GTEx (GTEx-Xena/Toil, GTEx-Recount2, GTEx-MSKCC, GTEx-MSKCC Batch)

做了非常完善的比較，并且公布全部代碼在：https://github.com/sonali-bioc/UncertaintyRNA

TCGA數據庫的normal樣本不夠該怎么辦

比較常見的5個轉錄組定量流程

整合TCGA和GTEx數據庫的文獻

非常多！

很多簡陋的數據挖掘，比如發表在PeerJ的 BIOINFORMATICS AND GENOMICS雜志的文章：Identification of four hub genes associated with adrenocortical carcinoma progression by WGCNA 也會涉及到TCGA數據庫和GTEx的整合。

首先下載TCGA和GTEx數據庫的TPM表達矩陣：

Gene transcripts per million (TPM) data were downloaded from the UCSC Xena database, which included ACC (The Cancer Genome Atlas, n = 77) and normal samples (Genotype Tissue Expression, n = 128).

然后差異分析流程是：

Of the 60,498 genes in each sample, we removed genes with a mean TPM ≤ 2.5 (>1 is a common cutoff for determining if an isoform is expressed or not in the cancer and normal samples and thus retained 13,987 genes.
For those genes in the samples that showed significant changes, we used analysis of variance (ANOVA) in R to determine the variance in genes between the two groups. ANOVA is a collection of statistical models useful for DEG analysis.
We obtained 2,953 significant DEGs (Table S2) in ACC with a p < 0.001 and |log2 (fold-change)| > 1 cutoff.

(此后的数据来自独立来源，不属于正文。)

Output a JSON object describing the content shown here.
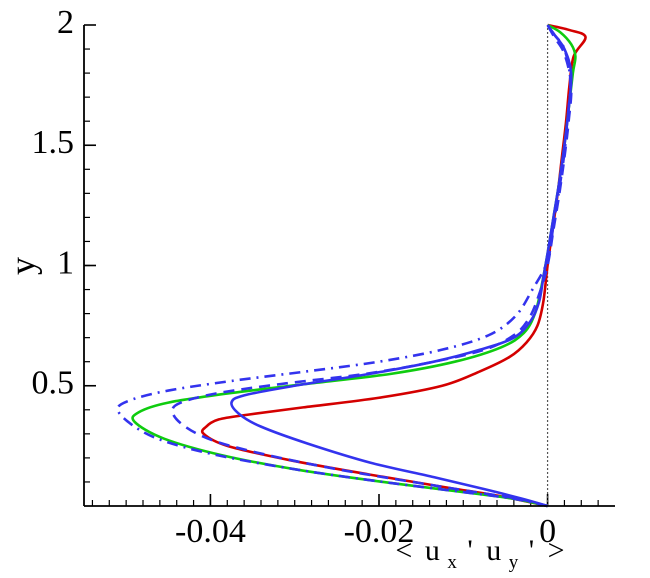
{
  "chart_data": {
    "type": "line",
    "title": "",
    "xlabel": {
      "prefix": "<",
      "term1_base": "u",
      "term1_sub": "x",
      "term2_base": "u",
      "term2_sub": "y",
      "sep": "'",
      "suffix": ">"
    },
    "ylabel": "y",
    "xlim": [
      -0.055,
      0.008
    ],
    "ylim": [
      0,
      2
    ],
    "x_ticks": [
      {
        "value": -0.04,
        "label": "-0.04"
      },
      {
        "value": -0.02,
        "label": "-0.02"
      },
      {
        "value": 0,
        "label": "0"
      }
    ],
    "y_ticks": [
      {
        "value": 0.5,
        "label": "0.5"
      },
      {
        "value": 1,
        "label": "1"
      },
      {
        "value": 1.5,
        "label": "1.5"
      },
      {
        "value": 2,
        "label": "2"
      }
    ],
    "x_minor_step": 0.002,
    "y_minor_step": 0.1,
    "grid": false,
    "legend": "none",
    "reference_line": {
      "x": 0,
      "style": "dotted",
      "color": "#555555"
    },
    "series": [
      {
        "color": "#d40000",
        "dash": "solid",
        "x": [
          0.0,
          -0.0055,
          -0.0125,
          -0.021,
          -0.0305,
          -0.038,
          -0.0408,
          -0.0405,
          -0.039,
          -0.0355,
          -0.029,
          -0.02,
          -0.0125,
          -0.008,
          -0.0045,
          -0.0025,
          -0.0012,
          -0.0005,
          0.0,
          0.0006,
          0.0012,
          0.0017,
          0.0022,
          0.0026,
          0.0031,
          0.0045,
          0.0025,
          0.0
        ],
        "y": [
          0.0,
          0.04,
          0.08,
          0.13,
          0.19,
          0.25,
          0.3,
          0.33,
          0.36,
          0.38,
          0.41,
          0.45,
          0.5,
          0.56,
          0.62,
          0.68,
          0.75,
          0.85,
          1.0,
          1.15,
          1.3,
          1.45,
          1.6,
          1.75,
          1.87,
          1.95,
          1.98,
          2.0
        ]
      },
      {
        "color": "#0fcc0f",
        "dash": "solid",
        "x": [
          0.0,
          -0.004,
          -0.0105,
          -0.0195,
          -0.0295,
          -0.0385,
          -0.0455,
          -0.049,
          -0.0485,
          -0.045,
          -0.0375,
          -0.028,
          -0.0185,
          -0.011,
          -0.0055,
          -0.0028,
          -0.0015,
          -0.0008,
          0.0,
          0.0007,
          0.0014,
          0.002,
          0.0025,
          0.003,
          0.0033,
          0.0028,
          0.0015,
          0.0
        ],
        "y": [
          0.0,
          0.03,
          0.06,
          0.1,
          0.15,
          0.21,
          0.28,
          0.35,
          0.39,
          0.43,
          0.47,
          0.51,
          0.55,
          0.6,
          0.66,
          0.72,
          0.8,
          0.9,
          1.05,
          1.2,
          1.35,
          1.5,
          1.65,
          1.8,
          1.87,
          1.92,
          1.97,
          2.0
        ]
      },
      {
        "color": "#3333ee",
        "dash": "solid",
        "x": [
          0.0,
          -0.003,
          -0.0075,
          -0.0135,
          -0.021,
          -0.0285,
          -0.034,
          -0.0365,
          -0.0375,
          -0.036,
          -0.03,
          -0.021,
          -0.0135,
          -0.008,
          -0.004,
          -0.002,
          -0.001,
          -0.0005,
          0.0,
          0.0007,
          0.0014,
          0.002,
          0.0025,
          0.0028,
          0.002,
          0.0008,
          0.0
        ],
        "y": [
          0.0,
          0.03,
          0.07,
          0.12,
          0.18,
          0.26,
          0.33,
          0.38,
          0.43,
          0.46,
          0.5,
          0.55,
          0.6,
          0.65,
          0.7,
          0.77,
          0.85,
          0.95,
          1.05,
          1.2,
          1.35,
          1.5,
          1.65,
          1.8,
          1.9,
          1.96,
          2.0
        ]
      },
      {
        "color": "#3333ee",
        "dash": "dashed",
        "x": [
          0.0,
          -0.0035,
          -0.009,
          -0.016,
          -0.0245,
          -0.033,
          -0.0395,
          -0.043,
          -0.0445,
          -0.0435,
          -0.039,
          -0.031,
          -0.0215,
          -0.0135,
          -0.0075,
          -0.004,
          -0.0022,
          -0.001,
          0.0,
          0.0007,
          0.0014,
          0.002,
          0.0025,
          0.0028,
          0.002,
          0.0008,
          0.0
        ],
        "y": [
          0.0,
          0.03,
          0.06,
          0.1,
          0.15,
          0.21,
          0.27,
          0.33,
          0.39,
          0.43,
          0.47,
          0.51,
          0.55,
          0.6,
          0.65,
          0.71,
          0.78,
          0.88,
          1.0,
          1.15,
          1.3,
          1.45,
          1.6,
          1.75,
          1.88,
          1.95,
          2.0
        ]
      },
      {
        "color": "#3333ee",
        "dash": "dashdot",
        "x": [
          0.0,
          -0.004,
          -0.0105,
          -0.0195,
          -0.0295,
          -0.039,
          -0.0455,
          -0.049,
          -0.051,
          -0.0495,
          -0.045,
          -0.0375,
          -0.0285,
          -0.02,
          -0.0125,
          -0.007,
          -0.0038,
          -0.0018,
          0.0,
          0.0007,
          0.0014,
          0.002,
          0.0024,
          0.0027,
          0.002,
          0.0008,
          0.0
        ],
        "y": [
          0.0,
          0.03,
          0.06,
          0.1,
          0.15,
          0.21,
          0.27,
          0.33,
          0.4,
          0.44,
          0.48,
          0.52,
          0.56,
          0.6,
          0.65,
          0.71,
          0.79,
          0.9,
          1.02,
          1.17,
          1.32,
          1.47,
          1.62,
          1.77,
          1.9,
          1.96,
          2.0
        ]
      }
    ]
  }
}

差異分析結果是：1,181 up-regulated and 1,772 down-regulated genes.

可以看到，作者默認TPM這個轉錄組測序表達數據歸一化形式本身是具有跨平臺跨數據庫的特性，所以無需考慮批次效應，直接使用最簡單粗暴的ANOVA檢驗即可！

如果是甲基化數據

我們都知道，TCGA數據庫是目前最綜合最全面的癌癥病人相關組學數據庫，包括：

DNA Sequencing
miRNA Sequencing
Protein Expression array
mRNA Sequencing
Total RNA Sequencing
Array-based Expression
DNA Methylation
Copy Number array

知名的腫瘤研究機構都有著自己的TCGA數據庫探索工具，比如：

Broad Institute FireBrowse portal, The Broad Institute
cBioPortal for Cancer Genomics, Memorial Sloan-Kettering Cancer Center

對轉錄表達這個層面的信息來說，最優選擇當然是整合TCGA和GTEx數據庫，但是對于甲基化數據，我們有沒有類似于GTEx數據庫的超級大隊列呢？

目前我還沒有接觸到，我前面分享過：這樣的診斷模型才優秀，作者就是下載TCGA的結直腸癌甲基化位點信號矩陣文件：

Tissue DNA methylation data were obtained from the TCGA (TCGA, TCGA-COAD, and TCGA-READ).

以及正常人的血液的甲基化信號值作為對照：

Whole-blood DNA methylation profiles from healthy donors were generated in an aging study (GSE40279)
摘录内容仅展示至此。